Dagegen stellen die Kriterien der Notwendigkeit und Wirtschaftlichkeit eine Leistungsbegrenzung nach oben dar:
Notwendig ist eine Leistung, wenn ohne diese Behandlung das Behandlungsziel nicht erreicht werden kann. Auf diese Behandlung muss sich die Medizin im Rahmen des Systems der gesetzlichen Krankenversicherung beschränken. Die Beschränkung der Behandlung auf das "Notwendige" entspricht einem Übermaßverbot und verdeutlicht, dass gesetzlich krankenversicherte Patienten keine Wunschmedizin beanspruchen können.
Wirtschaftlich im Sinne des Sozialgesetzbuches ist die Erbringung der erforderlichen, ausreichenden und zweckmäßigen Leistung mit dem geringstmöglichen Aufwand.

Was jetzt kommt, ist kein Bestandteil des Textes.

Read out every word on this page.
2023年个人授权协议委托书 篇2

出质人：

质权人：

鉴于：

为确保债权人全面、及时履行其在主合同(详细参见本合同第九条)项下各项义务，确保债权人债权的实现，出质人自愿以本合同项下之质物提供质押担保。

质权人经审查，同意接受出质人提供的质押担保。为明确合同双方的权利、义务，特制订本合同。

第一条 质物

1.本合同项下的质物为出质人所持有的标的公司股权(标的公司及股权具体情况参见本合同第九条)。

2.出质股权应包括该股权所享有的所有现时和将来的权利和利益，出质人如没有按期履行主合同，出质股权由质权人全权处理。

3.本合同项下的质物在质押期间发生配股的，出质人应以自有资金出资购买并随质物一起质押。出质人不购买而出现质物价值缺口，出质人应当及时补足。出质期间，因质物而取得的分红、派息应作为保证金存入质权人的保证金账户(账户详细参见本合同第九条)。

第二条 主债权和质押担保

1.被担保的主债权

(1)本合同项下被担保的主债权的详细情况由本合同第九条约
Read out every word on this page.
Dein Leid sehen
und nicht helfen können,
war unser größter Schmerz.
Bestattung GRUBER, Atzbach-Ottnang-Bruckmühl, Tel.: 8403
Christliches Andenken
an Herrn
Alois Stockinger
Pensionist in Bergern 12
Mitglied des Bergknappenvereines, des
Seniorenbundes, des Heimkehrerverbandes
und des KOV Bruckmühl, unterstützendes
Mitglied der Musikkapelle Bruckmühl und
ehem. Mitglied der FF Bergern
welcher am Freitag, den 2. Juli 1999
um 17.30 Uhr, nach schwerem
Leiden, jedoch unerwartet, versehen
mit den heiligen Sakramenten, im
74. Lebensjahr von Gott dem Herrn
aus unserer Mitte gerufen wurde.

Ein allgemeines Gebot der Sparsamkeit gilt generell in der öffentlichen Verwaltung; die gesetzliche Krankenversicherung stellt hier keine Ausnahme dar.

Die durch die genannten Paragraphen des SGB V abgesteckten Leistungsgrenzen gelten für alle Regelfälle der Versorgung.
Für den Bereich der Regelfallversorgung in der gesetzlichen Krankenversicherung bestimmt der Gemeinsame Bundesausschuss (G-BA), welche neuen medizinischen Maßnahmen in der GKV geleistet werden dürfen und welche davon ausgeschlossen sind bzw. welche Maßnahmen nicht mehr angewendet werden dürfen.
Die Bewertungskriterien und die Vorgehensweise bei der Entscheidungsfindung des G-BA sind in der G-BA-Verfahrensordnung niedergelegt.

Vom Bundesverfassungsgericht wurde in dem so genannten Nikolaus-Beschluss festgestellt, dass es besondere Einzelfälle gibt, in denen die üblichen Leistungsgrenzen der GKV zum Schutz der Betroffenen aus grundgesetzlichen Erwägungen heraus durchbrochen werden müssen. Aufgrund dieses Beschlusses wurde später vom G-BA eine Formulierung in seiner Verfahrensordnung aufgenommen, die ausdrücklich klar stellt, dass die Richtlinien des G-BA den Regelfall regeln und auf individuellen Ausnahmefälle nicht immer anwendbar sind.

Im Sozialgesetzbuch (SGB V) wurden die Vorgaben des Bundesverfassungsgerichts mit dem zum 1. Januar 2012 in Kraft getretenen § 2 Abs. 1a SGB V umgesetzt; so dass jetzt auch eine gesetzliche Regelung für verfassungsrechtlich zu betrachtende Ausnahmefälle in der gesetzlichen Krankenversicherung existiert.